Saturday, October 26, 2013

I Love You, David!

Don't be embarrassed, David. It's just a g-string.
On Thursday night, two of my sisters and I took in a David Sedaris reading at our local symphony hall. It was a birthday present to my youngest sibling, but I have to admit it was a bit of a selfish gift.

See, I totally and completely love David Sedaris, and I contemplated taking a pair of panties with me to throw on stage in the middle of his reading. Of course he's gay, so I decided that would be somewhat useless. Briefly, I considered taking a pair of my husband's boxers and tossing them up on the stage, but since my husband was at home taking care of our children I figured that was a bit disingenuous, to say the least. I mean, I don't think Jim's read even one of David Sedaris' books.

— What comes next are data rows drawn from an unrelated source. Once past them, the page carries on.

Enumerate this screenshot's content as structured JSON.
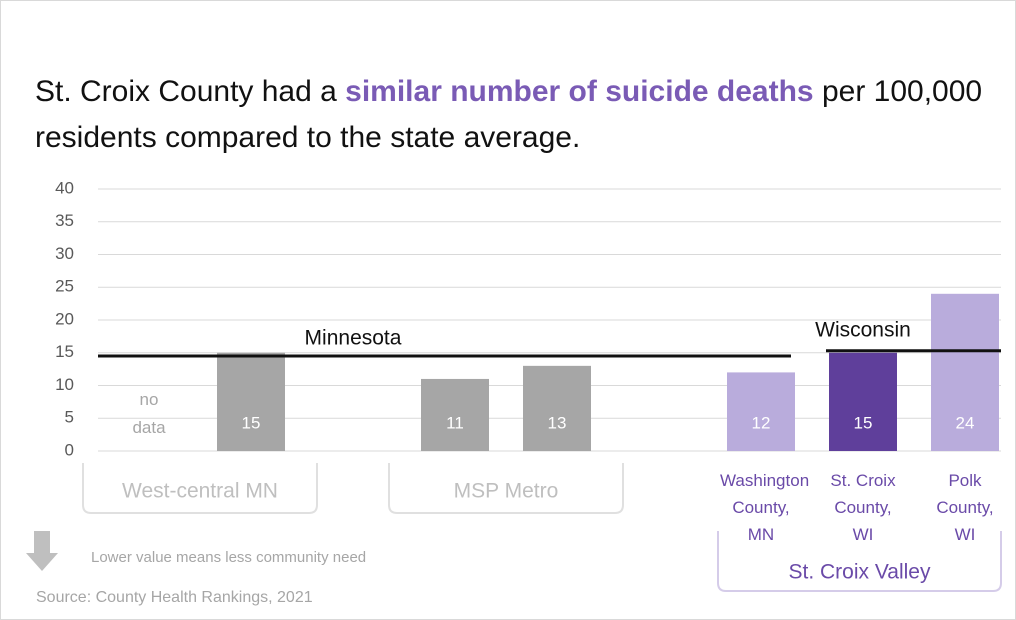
{
  "chart_data": {
    "type": "bar",
    "title_parts": [
      "St. Croix County had a ",
      "similar number of suicide deaths",
      " per 100,000 residents compared to the state average."
    ],
    "ylim": [
      0,
      40
    ],
    "yticks": [
      0,
      5,
      10,
      15,
      20,
      25,
      30,
      35,
      40
    ],
    "grid": true,
    "missing_label": "no data",
    "groups": [
      {
        "label": "West-central MN",
        "categories": [
          null,
          null
        ],
        "values": [
          null,
          15
        ],
        "colors": [
          "#a6a6a6",
          "#a6a6a6"
        ]
      },
      {
        "label": "MSP Metro",
        "categories": [
          null,
          null
        ],
        "values": [
          11,
          13
        ],
        "colors": [
          "#a6a6a6",
          "#a6a6a6"
        ]
      },
      {
        "label": "St. Croix Valley",
        "categories": [
          "Washington County, MN",
          "St. Croix County, WI",
          "Polk County, WI"
        ],
        "values": [
          12,
          15,
          24
        ],
        "colors": [
          "#b9acdc",
          "#5f3f9b",
          "#b9acdc"
        ]
      }
    ],
    "reference_lines": [
      {
        "label": "Minnesota",
        "value": 14.5
      },
      {
        "label": "Wisconsin",
        "value": 15.3
      }
    ],
    "note": "Lower value means less community need",
    "source": "Source: County Health Rankings, 2021"
  }
}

Anyway, in the middle of laughing my ass off at one of David Sedaris' essays, my phone starts lighting up with texts. (Yes, I know, I'm one-of-those-parents who doesn't turn off the smart phone when I'm at an event. I have a child with special needs, I sneer when people glare at me.

Ok, no one has ever glared at me, but, you know, best to be prepared. It's hard to come up with something really good off-the-cuff like that. And my mother frowns upon my "the fuck you lookin' at?" response. Besides, it was on vibrate, people!)

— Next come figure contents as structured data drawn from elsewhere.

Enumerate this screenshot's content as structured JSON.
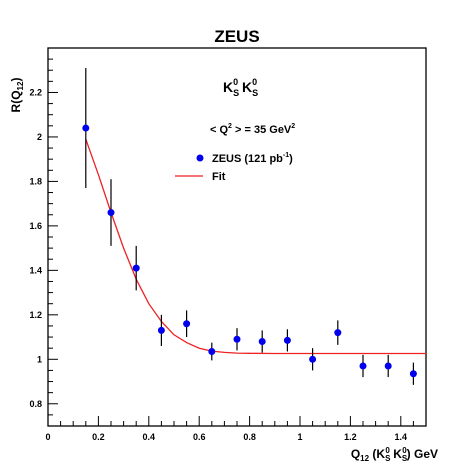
{
  "chart_data": {
    "type": "scatter",
    "title": "ZEUS",
    "xlabel": {
      "q": "Q",
      "sub": "12",
      "open": " (K",
      "s1": "S",
      "z1": "0",
      "mid": " K",
      "s2": "S",
      "z2": "0",
      "close": ") GeV"
    },
    "ylabel": {
      "r": "R(Q",
      "sub": "12",
      "close": ")"
    },
    "xlim": [
      0,
      1.5
    ],
    "ylim": [
      0.7,
      2.4
    ],
    "xticks": [
      0,
      0.2,
      0.4,
      0.6,
      0.8,
      1,
      1.2,
      1.4
    ],
    "yticks": [
      0.8,
      1,
      1.2,
      1.4,
      1.6,
      1.8,
      2,
      2.2
    ],
    "xtick_labels": [
      "0",
      "0.2",
      "0.4",
      "0.6",
      "0.8",
      "1",
      "1.2",
      "1.4"
    ],
    "ytick_labels": [
      "0.8",
      "1",
      "1.2",
      "1.4",
      "1.6",
      "1.8",
      "2",
      "2.2"
    ],
    "annotations": {
      "particles": {
        "k1": "K",
        "s1": "S",
        "z1": "0",
        "k2": " K",
        "s2": "S",
        "z2": "0"
      },
      "q2": {
        "pre": "< Q",
        "sup": "2",
        "mid": " > = 35 GeV",
        "sup2": "2"
      }
    },
    "series": [
      {
        "name": "ZEUS (121 pb",
        "name_sup": "-1",
        "name_close": ")",
        "kind": "points",
        "color": "#0000ee",
        "x": [
          0.15,
          0.25,
          0.35,
          0.45,
          0.55,
          0.65,
          0.75,
          0.85,
          0.95,
          1.05,
          1.15,
          1.25,
          1.35,
          1.45
        ],
        "y": [
          2.04,
          1.66,
          1.41,
          1.13,
          1.16,
          1.035,
          1.09,
          1.08,
          1.085,
          1.0,
          1.12,
          0.97,
          0.97,
          0.935
        ],
        "yerr": [
          0.27,
          0.15,
          0.1,
          0.07,
          0.06,
          0.04,
          0.05,
          0.05,
          0.05,
          0.05,
          0.055,
          0.05,
          0.05,
          0.05
        ]
      },
      {
        "name": "Fit",
        "kind": "line",
        "color": "#ee2222",
        "x": [
          0.15,
          0.2,
          0.25,
          0.3,
          0.35,
          0.4,
          0.45,
          0.5,
          0.55,
          0.6,
          0.65,
          0.7,
          0.75,
          0.8,
          0.9,
          1.0,
          1.1,
          1.2,
          1.3,
          1.4,
          1.5
        ],
        "y": [
          1.99,
          1.83,
          1.66,
          1.5,
          1.36,
          1.25,
          1.17,
          1.11,
          1.075,
          1.05,
          1.037,
          1.031,
          1.028,
          1.027,
          1.026,
          1.026,
          1.026,
          1.026,
          1.026,
          1.026,
          1.026
        ]
      }
    ],
    "legend": "top-right",
    "grid": false
  }
}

At 8:30pm each night, Conor earns time on his iPhone. When he has earned enough tokens with good behavior, that is. My boy is mad, mad, I tell you, for texting, and recently he's discovered how to share the contacts on his phone with other people on his approved list. (He's not allowed to text just anybody. What are you, nuts?)

He's also figured out how to search the internet and find the contact information for his favorite stores. Then he inputs them into his Contact list. And next, bam, you've got the store's contact information in a text message.


Now, Hot Pots is a paint-your-own-pottery place that my son has started frequenting. To me, Hot Pots sounds vaguely like some second rate strip joint. Like--yeah, I'd love to dip my bread in her fondue kind of thing.

In reality, it's nothing like that, obvs. He IS totally cheating on his main paint-your-own-pottery squeeze, Amazing Glaze, but I guess he wouldn't be the first man to go looking for some Hot Pots on the side, you know?

I'm thrilled that Conor has learned to text. It's important that he continues to learn to communicate effectively as he gains more independence, and now he can socialize like many of his typical peers.

On a screen on his phone. Duh.

Teaching him to be appropriate with his texts has been a challenge, though, and as you can see from the message, it can be just another avenue to nag me or his dad about desired outings.

Wait… did I say nag? I meant perseverate.

So, we've got a whole 'nother protocol in place to address his perseverations, be it verbally or via text, which I'll share with you at another time. (God, you are so lucky. Make sure you check back on the daily to learn about the wild new perseveration protocol. It'll set your pants on fire.)

Suffice to say, I was thankful that ignoring the text was the appropriate response since I could tell the National Public Radio listener next to me was getting antsy about the glare of my iPhone screen. Besides, David Sedaris started telling stories about his sister, Amy, and the rest of his siblings going to London to celebrate Christmas with him and Hugh, and I simply couldn't stop laughing long enough to get the panties out of my pocket much less respond to Conor's texts.